A senior figure in the breakaway traditionalist group, the Society of St. Pius X, says it could be “very, very difficult” for the Vatican and the Society to agree on terms for reconciliation.

“Assisi III and even more the unfortunate beatification of John Paul II but also many other examples make it clear that the leadership of the Church now as before is not ready to give up the false principles of Vatican II and their consequences,” said the Society’s First Assistant, Father Niklaus Pfluger, in an interview posted on the Society’s website Oct. 2.

“Therefore,” Fr. Pfluger said, “any ‘offer’ made to Tradition must guarantee us the freedom to be able to continue our work and our critique of ‘modernist Rome.’  And to be honest, this seems to be very, very difficult.  Again, any false or dangerous compromise must be ruled out.”

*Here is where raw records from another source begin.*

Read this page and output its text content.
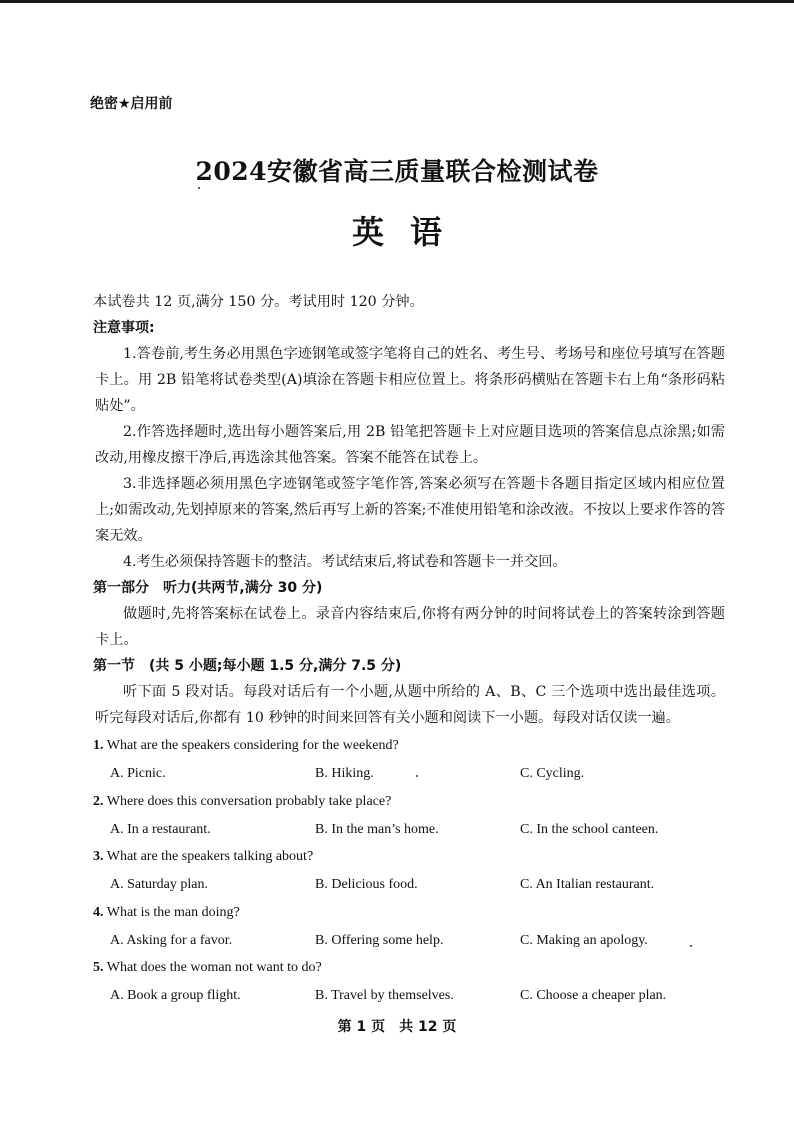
绝密★启用前
2024安徽省高三质量联合检测试卷
英语
本试卷共 12 页,满分 150 分。考试用时 120 分钟。
注意事项:
1.答卷前,考生务必用黑色字迹钢笔或签字笔将自己的姓名、考生号、考场号和座位号填写在答题卡上。用 2B 铅笔将试卷类型(A)填涂在答题卡相应位置上。将条形码横贴在答题卡右上角“条形码粘贴处”。
2.作答选择题时,选出每小题答案后,用 2B 铅笔把答题卡上对应题目选项的答案信息点涂黑;如需改动,用橡皮擦干净后,再选涂其他答案。答案不能答在试卷上。
3.非选择题必须用黑色字迹钢笔或签字笔作答,答案必须写在答题卡各题目指定区域内相应位置上;如需改动,先划掉原来的答案,然后再写上新的答案;不准使用铅笔和涂改液。不按以上要求作答的答案无效。
4.考生必须保持答题卡的整洁。考试结束后,将试卷和答题卡一并交回。
第一部分　听力(共两节,满分 30 分)
做题时,先将答案标在试卷上。录音内容结束后,你将有两分钟的时间将试卷上的答案转涂到答题卡上。
第一节　(共 5 小题;每小题 1.5 分,满分 7.5 分)
听下面 5 段对话。每段对话后有一个小题,从题中所给的 A、B、C 三个选项中选出最佳选项。听完每段对话后,你都有 10 秒钟的时间来回答有关小题和阅读下一小题。每段对话仅读一遍。
1. What are the speakers considering for the weekend?
A. Picnic.	B. Hiking.	C. Cycling.
2. Where does this conversation probably take place?
A. In a restaurant.	B. In the man’s home.	C. In the school canteen.
3. What are the speakers talking about?
A. Saturday plan.	B. Delicious food.	C. An Italian restaurant.
4. What is the man doing?
A. Asking for a favor.	B. Offering some help.	C. Making an apology.
5. What does the woman not want to do?
A. Book a group flight.	B. Travel by themselves.	C. Choose a cheaper plan.
第 1 页　共 12 页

“Assisi III” refers to a planned meeting between Pope Benedict XVI and other religious leaders in the Italian town later this month.

Fr. Pfluger’s comments come only weeks after the Vatican presented the Society with a “doctrinal preamble” which outlines points of doctrine that Rome needs clarified before the decades-long rift between the two sides can be healed. If they agree, it is thought the Society could be offered a personal prelature status within the Church - a jurisdiction without geographical boundaries designed to carry out particular pastoral initiatives

Fr. Pfluger revealed that the superiors of the Society of St. Pius X will meet next week in the Albano Laziale suburb of Rome to discuss the offer. He stressed that they will not compromise on their criticism of the Second Vatican Council “and other ways of doing things for the sake of ‘pluralism.’”

“For how can we avoid giving the impression that this amounts after all to a tacit acceptance, so to speak, that would in fact lead to this parallel diversity and relativize the one truth,” he asked, adding, “that is indeed precisely the basis of Modernism.”

The Society of St. Pius X has had a strained relationship with the Vatican since its founder, Archbishop Marcel Lefebrve, consecrated four bishops against the orders of Pope John Paul II in 1988. Archbishop Lefebrve founded the Society in 1970 as a response to what he described as errors that had crept into the Catholic Church following the Second Vatican Council.

Fr. Pfluger also suggested that the Society of St. Pius X is in a stronger bargaining position in relation to the Vatican than in 1988.

“We have four bishops and meanwhile 550 priests worldwide. And the structures of the official Church are breaking down faster and faster. Rome can no longer confront the Society as it did more than twenty years ago,” he said.

“For forty-one years the Society has grown steadily, even in spite of being beaten with the ‘excommunication’ stick.”